Quebec and Canada agree to first joint protected marine area
Oil and gas exploration to be banned in the American Bank underwater zone
Quebec and Canada have agreed to the first joint designation by the two governments of a marine protected area in Quebec waters off the Gaspé coast.
The protected area, known as the American Bank, covers a 1,000-square-kilometre area between Percé and Bonaventure Island.
"This is good news for the Gaspé and good news for the planet," said Isabelle Melançon, Quebec's environment minister.
Federal Revenue Minister Diane Lebouthillier, who is also MP for Gaspésie—Îles-de-la-Madeleine Lebouthillier, noted the American Bank is in her riding, which she called "the most beautiful in Canada."
Melançon and Lebouthillier made the joint announcement in Gaspé on Thursday.
Lebouthillier said the joint process took three years to negotiate and will allow the re-establishment of the right whale and seals in the region.
The move won praise from Lynne Morissette, who heads the marine science consultancy Expertise Marine, and is a member of the North Atlantic Right Whale Consortium.
Morisette said the new designation is "just one step of many" toward the goal the two governments have set of 10 per cent protected marine areas, where no exploration for oil or gas or other industrial activity is allowed.
A loss for fishers, some say
But Quebec's fishing industry considers the new protected marine area a new constraint, on top of restrictions on fishing lobsters and crabs, to save the whales.
Bill Sheheen, vice president of Gagnon et Fils Ltée, a Ste-Thérèse-de-Gaspé seafood processing plant, said restrictions on lobster and snow crab fishing to protect the whales, mean fishers and fish-plant workers have lost a good portion of their income.
"The whales were already gone," Sheheen told CBC, suggesting the marine mammals have left fishing zones. "So it's nonsense that that zone is shut down [to the fishery] for 15 days."
Federal Fisheries Minister Dominic Leblanc took exception to Sheheen's classification of the fishing ban as nonsense, noting that elected officials in the United States are watching what Canada does to protect the whales.
"These are tough measures and it's disruptive and aggravating for the industry," LeBlanc said. "But people have to be responsible with the way they express and use words like nonsensical."

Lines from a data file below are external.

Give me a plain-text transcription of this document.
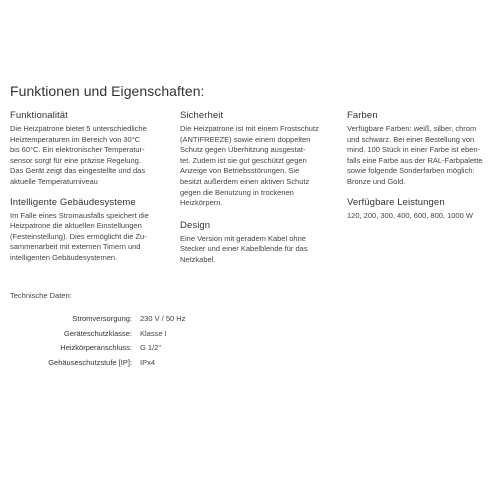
Funktionen und Eigenschaften:
Funktionalität

Die Heizpatrone bietet 5 unterschiedliche
Heiztemperaturen im Bereich von 30°C
bis 60°C. Ein elektronischer Temperatur-
sensor sorgt für eine präzise Regelung.
Das Gerät zeigt das eingestellte und das
aktuelle Temperaturniveau

Intelligente Gebäudesysteme

Im Falle eines Stromausfalls speichert die
Heizpatrone die aktuellen Einstellungen
(Festeinstellung). Dies ermöglicht die Zu-
sammenarbeit mit externen Timern und
intelligenten Gebäudesystemen.

Sicherheit

Die Heizpatrone ist mit einem Frostschutz
(ANTIFREEZE) sowie einem doppelten
Schutz gegen Überhitzung ausgestat-
tet. Zudem ist sie gut geschützt gegen
Anzeige von Betriebsstörungen. Sie
besitzt außerdem einen aktiven Schutz
gegen die Benutzung in trockenen
Heizkörpern.

Design

Eine Version mit geradem Kabel ohne
Stecker und einer Kabelblende für das
Netzkabel.

Farben

Verfügbare Farben: weiß, silber, chrom
und schwarz. Bei einer Bestellung von
mind. 100 Stück in einer Farbe ist eben-
falls eine Farbe aus der RAL-Farbpalette
sowie folgende Sonderfarben möglich:
Bronze und Gold.

Verfügbare Leistungen

120, 200, 300, 400, 600, 800, 1000 W

Technische Daten:
Stromversorgung:	230 V / 50 Hz
Geräteschutzklasse:	Klasse I
Heizkörperanschluss:	G 1/2"
Gehäuseschutzstufe [IP]:	IPx4
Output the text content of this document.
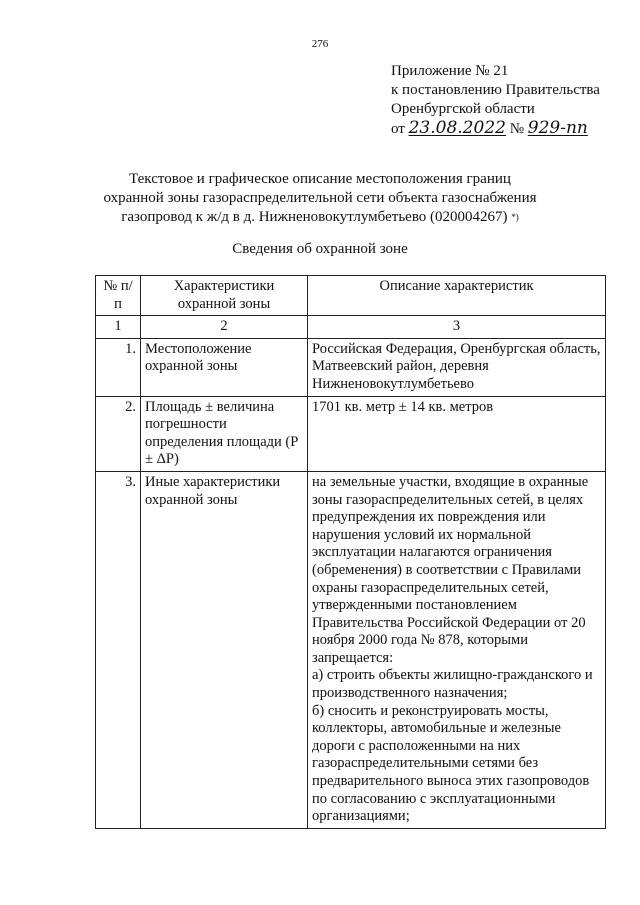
276
Приложение № 21
к постановлению Правительства
Оренбургской области
от 23.08.2022 № 929-пп
Текстовое и графическое описание местоположения границ
охранной зоны газораспределительной сети объекта газоснабжения
газопровод к ж/д в д. Нижненовокутлумбетьево (020004267) *)
Сведения об охранной зоне
№ п/п	Характеристики охранной зоны	Описание характеристик
1	2	3
1.	Местоположение охранной зоны	Российская Федерация, Оренбургская область, Матвеевский район, деревня Нижненовокутлумбетьево

2.	Площадь ± величина погрешности определения площади (P ± ΔP)	1701 кв. метр ± 14 кв. метров

3.	Иные характеристики охранной зоны	на земельные участки, входящие в охранные зоны газораспределительных сетей, в целях предупреждения их повреждения или нарушения условий их нормальной эксплуатации налагаются ограничения (обременения) в соответствии с Правилами охраны газораспределительных сетей, утвержденными постановлением Правительства Российской Федерации от 20 ноября 2000 года № 878, которыми запрещается:
а) строить объекты жилищно-гражданского и производственного назначения;
б) сносить и реконструировать мосты, коллекторы, автомобильные и железные дороги с расположенными на них газораспределительными сетями без предварительного выноса этих газопроводов по согласованию с эксплуатационными организациями;
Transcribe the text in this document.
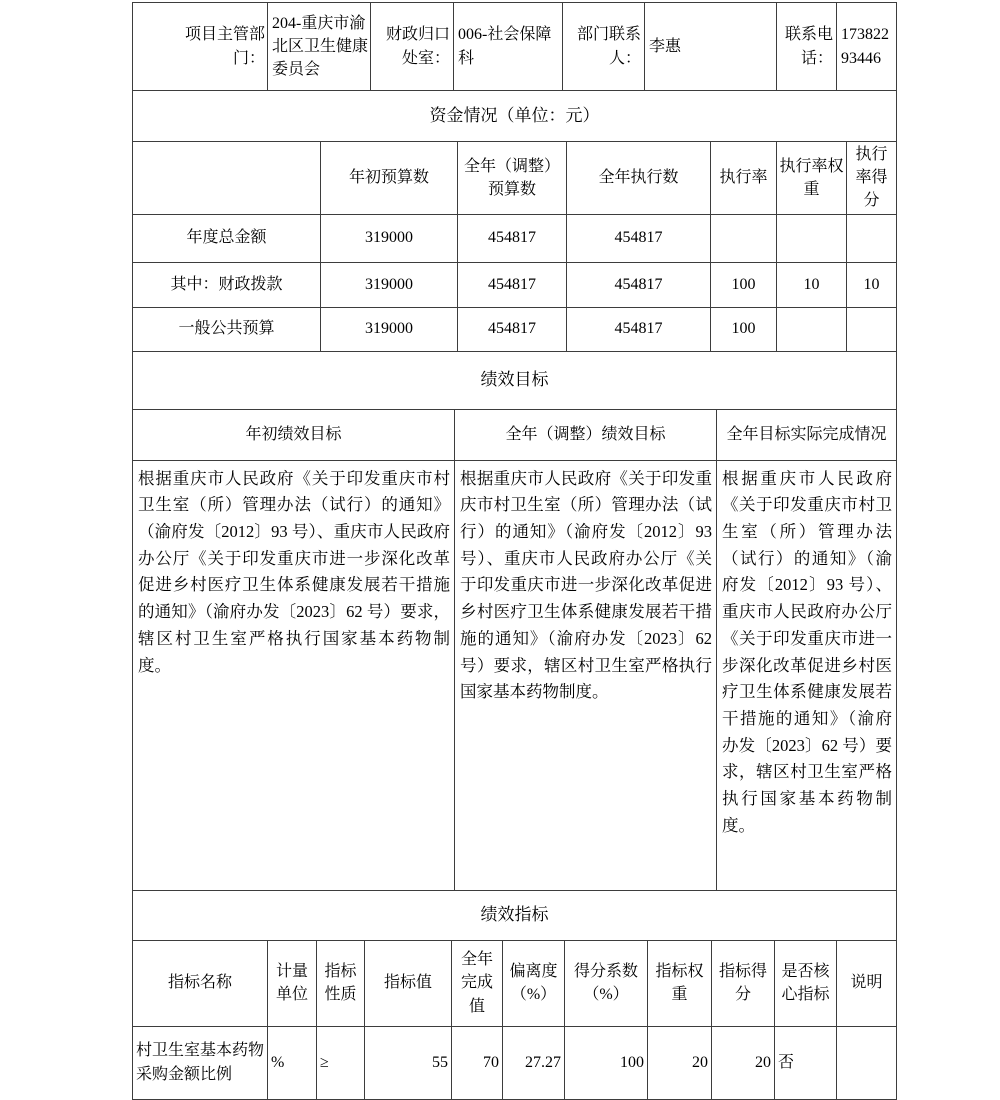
项目主管部门：	204-重庆市渝北区卫生健康委员会	财政归口处室：	006-社会保障科	部门联系人：	李惠	联系电话：	17382293446
资金情况（单位：元）						
	年初预算数	全年（调整）预算数	全年执行数	执行率	执行率权重	执行率得分
年度总金额	319000	454817	454817			
其中：财政拨款	319000	454817	454817	100	10	10
一般公共预算	319000	454817	454817	100		
绩效目标		
年初绩效目标	全年（调整）绩效目标	全年目标实际完成情况
根据重庆市人民政府《关于印发重庆市村卫生室（所）管理办法（试行）的通知》（渝府发〔2012〕93 号）、重庆市人民政府办公厅《关于印发重庆市进一步深化改革促进乡村医疗卫生体系健康发展若干措施的通知》（渝府办发〔2023〕62 号）要求，辖区村卫生室严格执行国家基本药物制度。	根据重庆市人民政府《关于印发重庆市村卫生室（所）管理办法（试行）的通知》（渝府发〔2012〕93 号）、重庆市人民政府办公厅《关于印发重庆市进一步深化改革促进乡村医疗卫生体系健康发展若干措施的通知》（渝府办发〔2023〕62 号）要求，辖区村卫生室严格执行国家基本药物制度。	根据重庆市人民政府《关于印发重庆市村卫生室（所）管理办法（试行）的通知》（渝府发〔2012〕93 号）、重庆市人民政府办公厅《关于印发重庆市进一步深化改革促进乡村医疗卫生体系健康发展若干措施的通知》（渝府办发〔2023〕62 号）要求，辖区村卫生室严格执行国家基本药物制度。
绩效指标										
指标名称	计量单位	指标性质	指标值	全年完成值	偏离度（%）	得分系数（%）	指标权重	指标得分	是否核心指标	说明
村卫生室基本药物采购金额比例	%	≥	55	70	27.27	100	20	20	否	
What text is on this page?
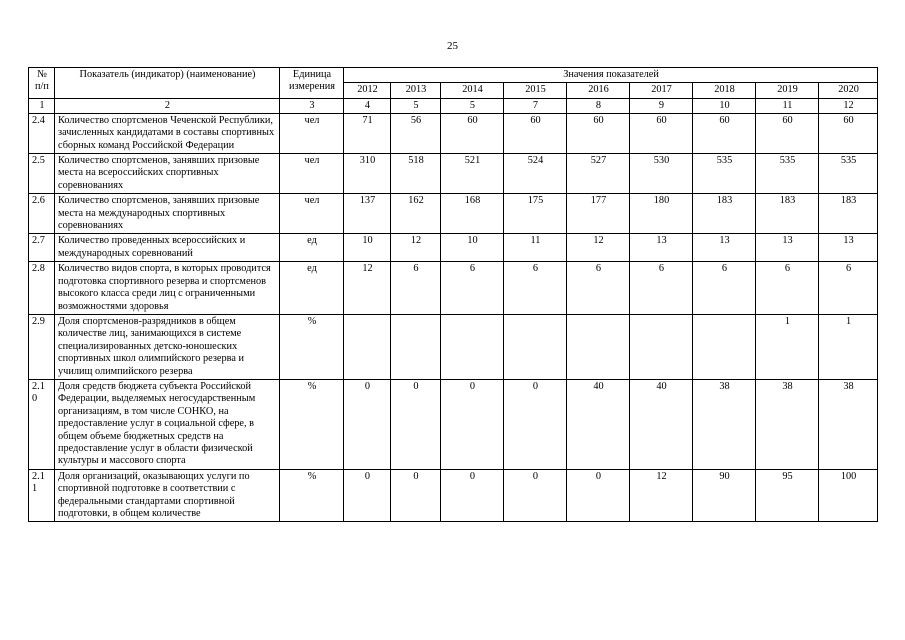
25
№ п/п	Показатель (индикатор) (наименование)	Единица измерения	Значения показателей								
			2012	2013	2014	2015	2016	2017	2018	2019	2020
1	2	3	4	5	5	7	8	9	10	11	12
2.4	Количество спортсменов Чеченской Республики, зачисленных кандидатами в составы спортивных сборных команд Российской Федерации	чел	71	56	60	60	60	60	60	60	60
2.5	Количество спортсменов, занявших призовые места на всероссийских спортивных соревнованиях	чел	310	518	521	524	527	530	535	535	535
2.6	Количество спортсменов, занявших призовые места на международных спортивных соревнованиях	чел	137	162	168	175	177	180	183	183	183
2.7	Количество проведенных всероссийских и международных соревнований	ед	10	12	10	11	12	13	13	13	13
2.8	Количество видов спорта, в которых проводится подготовка спортивного резерва и спортсменов высокого класса среди лиц с ограниченными возможностями здоровья	ед	12	6	6	6	6	6	6	6	6
2.9	Доля спортсменов-разрядников в общем количестве лиц, занимающихся в системе специализированных детско-юношеских спортивных школ олимпийского резерва и училищ олимпийского резерва	%								1	1
2.1 0	Доля средств бюджета субъекта Российской Федерации, выделяемых негосударственным организациям, в том числе СОНКО, на предоставление услуг в социальной сфере, в общем объеме бюджетных средств на предоставление услуг в области физической культуры и массового спорта	%	0	0	0	0	40	40	38	38	38
2.1 1	Доля организаций, оказывающих услуги по спортивной подготовке в соответствии с федеральными стандартами спортивной подготовки, в общем количестве	%	0	0	0	0	0	12	90	95	100
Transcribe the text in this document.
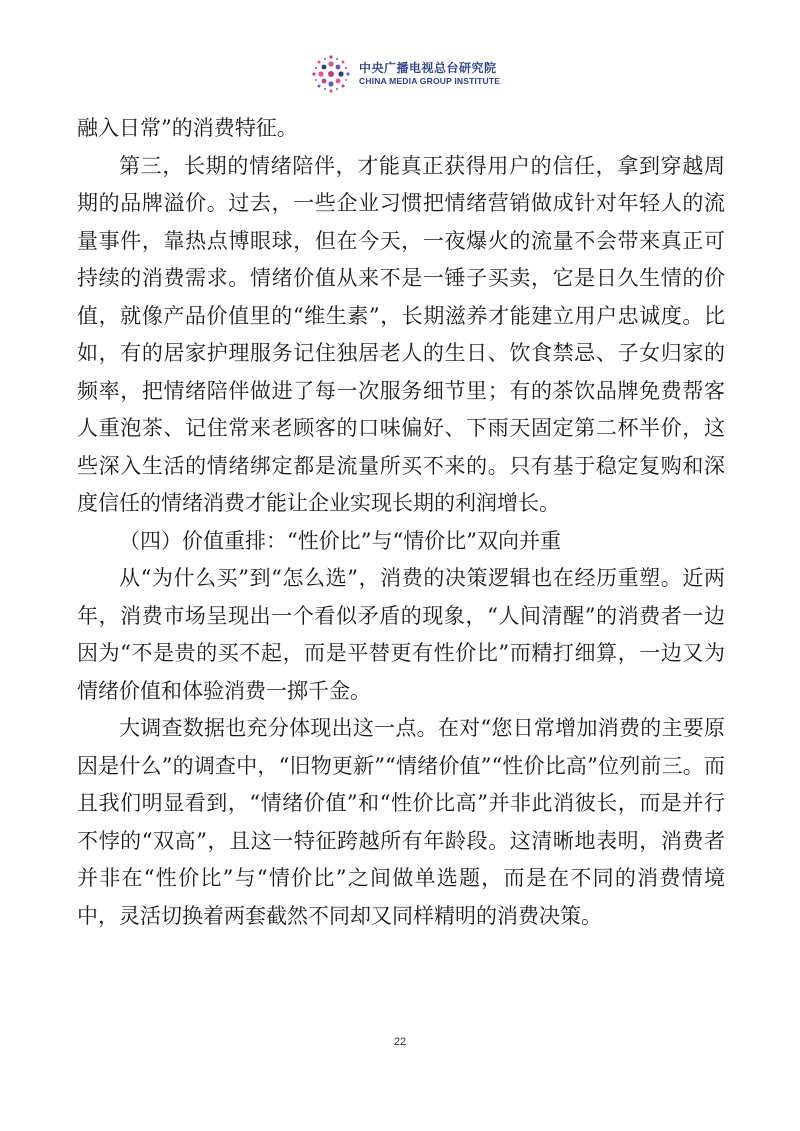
中央广播电视总台研究院
CHINA MEDIA GROUP INSTITUTE

融入日常”的消费特征。

第三，长期的情绪陪伴，才能真正获得用户的信任，拿到穿越周期的品牌溢价。过去，一些企业习惯把情绪营销做成针对年轻人的流量事件，靠热点博眼球，但在今天，一夜爆火的流量不会带来真正可持续的消费需求。情绪价值从来不是一锤子买卖，它是日久生情的价值，就像产品价值里的“维生素”，长期滋养才能建立用户忠诚度。比如，有的居家护理服务记住独居老人的生日、饮食禁忌、子女归家的频率，把情绪陪伴做进了每一次服务细节里；有的茶饮品牌免费帮客人重泡茶、记住常来老顾客的口味偏好、下雨天固定第二杯半价，这些深入生活的情绪绑定都是流量所买不来的。只有基于稳定复购和深度信任的情绪消费才能让企业实现长期的利润增长。

（四）价值重排：“性价比”与“情价比”双向并重

从“为什么买”到“怎么选”，消费的决策逻辑也在经历重塑。近两年，消费市场呈现出一个看似矛盾的现象，“人间清醒”的消费者一边因为“不是贵的买不起，而是平替更有性价比”而精打细算，一边又为情绪价值和体验消费一掷千金。

大调查数据也充分体现出这一点。在对“您日常增加消费的主要原因是什么”的调查中，“旧物更新”“情绪价值”“性价比高”位列前三。而且我们明显看到，“情绪价值”和“性价比高”并非此消彼长，而是并行不悖的“双高”，且这一特征跨越所有年龄段。这清晰地表明，消费者并非在“性价比”与“情价比”之间做单选题，而是在不同的消费情境中，灵活切换着两套截然不同却又同样精明的消费决策。

22
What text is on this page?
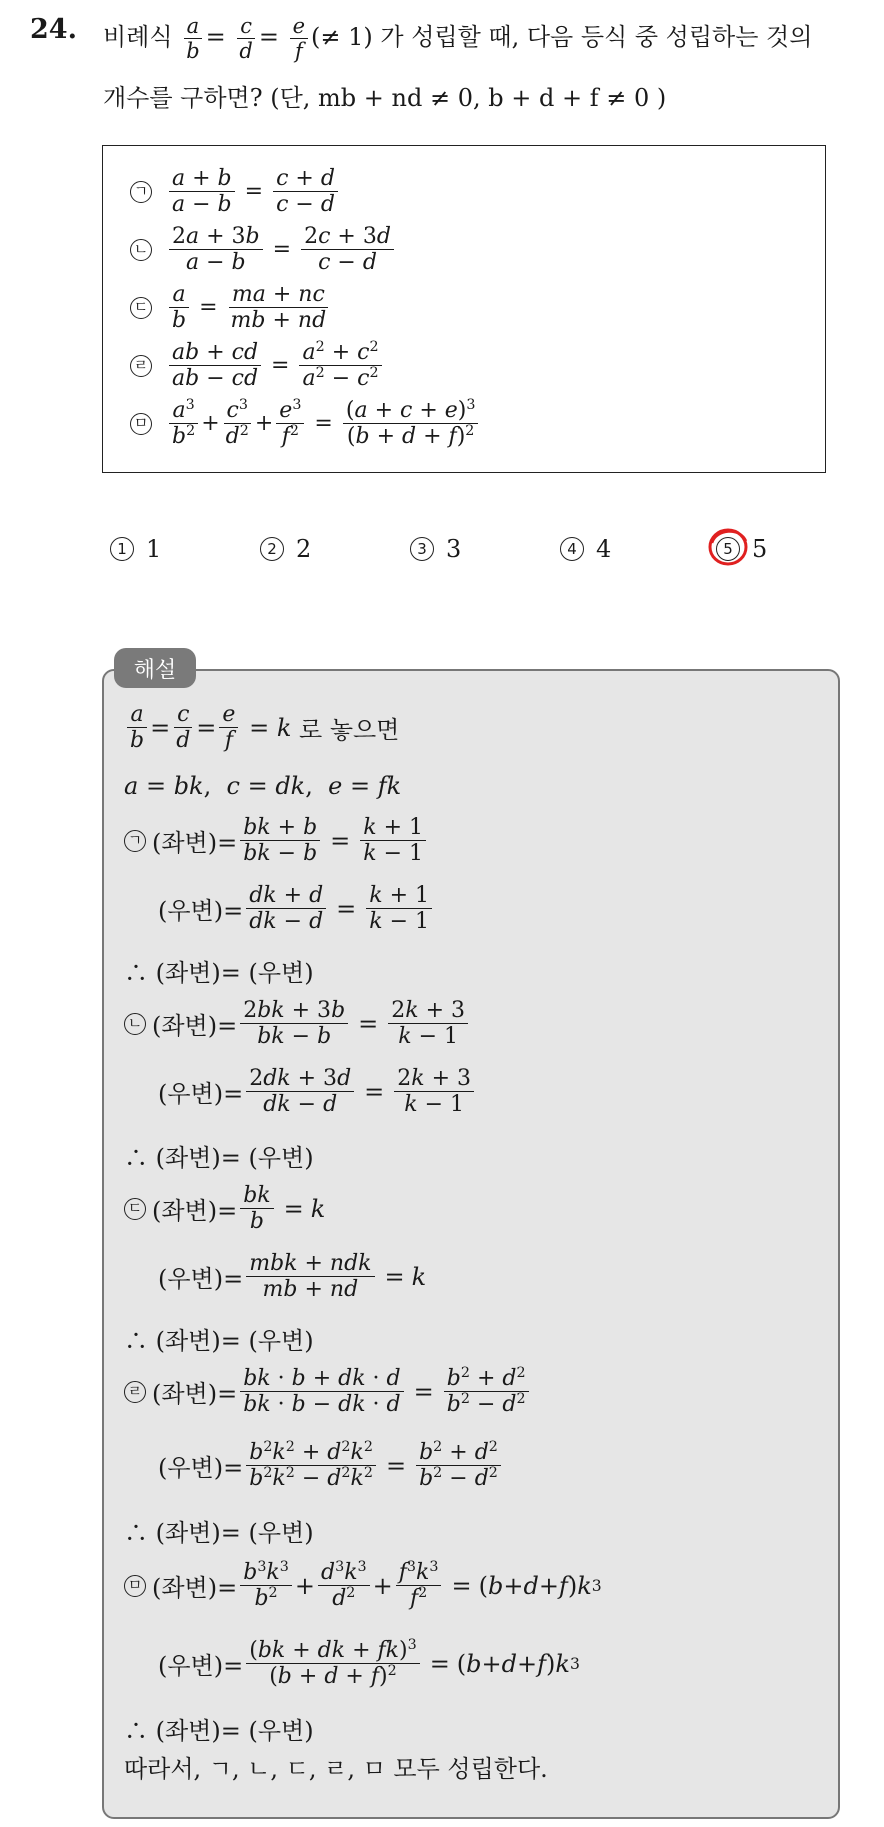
24. 비례식 $\frac{a}{b} = \frac{c}{d} = \frac{e}{f}$ (≠ 1) 가 성립할 때, 다음 등식 중 성립하는 것의
개수를 구하면? (단, mb + nd ≠ 0, b + d + f ≠ 0 )
ㄱ $\frac{a + b}{a - b} = \frac{c + d}{c - d}$
ㄴ $\frac{2a + 3b}{a - b} = \frac{2c + 3d}{c - d}$
ㄷ $\frac{a}{b} = \frac{ma + nc}{mb + nd}$
ㄹ $\frac{ab + cd}{ab - cd} = \frac{a^2 + c^2}{a^2 - c^2}$
ㅁ $\frac{a^3}{b^2} + \frac{c^3}{d^2} + \frac{e^3}{f^2} = \frac{(a + c + e)^3}{(b + d + f)^2}$
1 1	2 2	3 3	4 4	5 5
해설
$\frac{a}{b} = \frac{c}{d} = \frac{e}{f} = k$
로 놓으면
a = bk , c = dk , e = fk
ㄱ (좌변)= $\frac{bk + b}{bk - b} = \frac{k + 1}{k - 1}$
(우변)= $\frac{dk + d}{dk - d} = \frac{k + 1}{k - 1}$
∴ (좌변)= (우변)
ㄴ (좌변)= $\frac{2bk + 3b}{bk - b} = \frac{2k + 3}{k - 1}$
(우변)= $\frac{2dk + 3d}{dk - d} = \frac{2k + 3}{k - 1}$
∴ (좌변)= (우변)
ㄷ (좌변)= $\frac{bk}{b} = k$
(우변)= $\frac{\text{mbk + ndk}}{mb + nd} = k$
∴ (좌변)= (우변)
ㄹ (좌변)= $\frac{bk \cdot b + dk \cdot d}{bk \cdot b - dk \cdot d} = \frac{b^2 + d^2}{b^2 - d^2}$
(우변)= $\frac{b^2k^2 + d^2k^2}{b^2k^2 - d^2k^2} = \frac{b^2 + d^2}{b^2 - d^2}$
∴ (좌변)= (우변)
ㅁ (좌변)= $\frac{b^3k^3}{b^2} + \frac{d^3k^3}{d^2} + \frac{f^3k^3}{f^2}$ = ( b + d + f ) k 3
(우변)= $\frac{(bk + dk + fk)^3}{(b + d + f)^2}$ = ( b + d + f ) k 3
∴ (좌변)= (우변)
따라서, ㄱ, ㄴ, ㄷ, ㄹ, ㅁ 모두 성립한다.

LeBlanc said there is a consensus among American and Canadian scientists with expertise in the protection of whales that shutting down the fishery at times "is the best way to protect them."
And it is also protection to ensure continued access for Canadian seafood in the U.S. market.
"The consequence of getting it wrong is that the processors who worry about these measures would be selling their product for 50 cents a pound, because we'd lose 80 per cent of our export market overnight," the minister said.
"I would rather have some disruption and some adjustments this year then suddenly find that we're barred and closed from access to markets that have been very lucrative to Canada."
The two governments now have designated 1.3 per cent of the marine areas of the St. Lawrence Estuary and the Gulf of St. Lawrence as protected areas.
Quebec and Ottawa plan to have 10 per cent protected marine areas, preserving 14,500 square kilometres, by 2020.
Lebouthillier noted that the intent is also to protect the fisheries, which account for 33 per cent of the Gaspé economy.
"We want a sustainable fishery," Melançon said, adding that some fishing could be allowed in this designated area and different species, such as plankton, could be protected elsewhere.
But Réginald Cotton, a Gaspé fisherman and town councillor for the town of Gaspé, said those who earn their living from fishing do believe in sustainable development, but they have been forgotten.
"Yes, we must protect the whales," Cotton said in a telephone interview. "But for whom? And why?"
Cotton called the designation of the new protected area, in a zone that is also a favoured fishing spot, "a disaster."
"Who is going to see the sea feathers and sea cucumbers?" Cotton said, referring to exotic species found in the American Bank area.
"No one is going to see that."
For Cotton, making the designated areas a priority ignores people in the Gaspé who earn their living from the sea.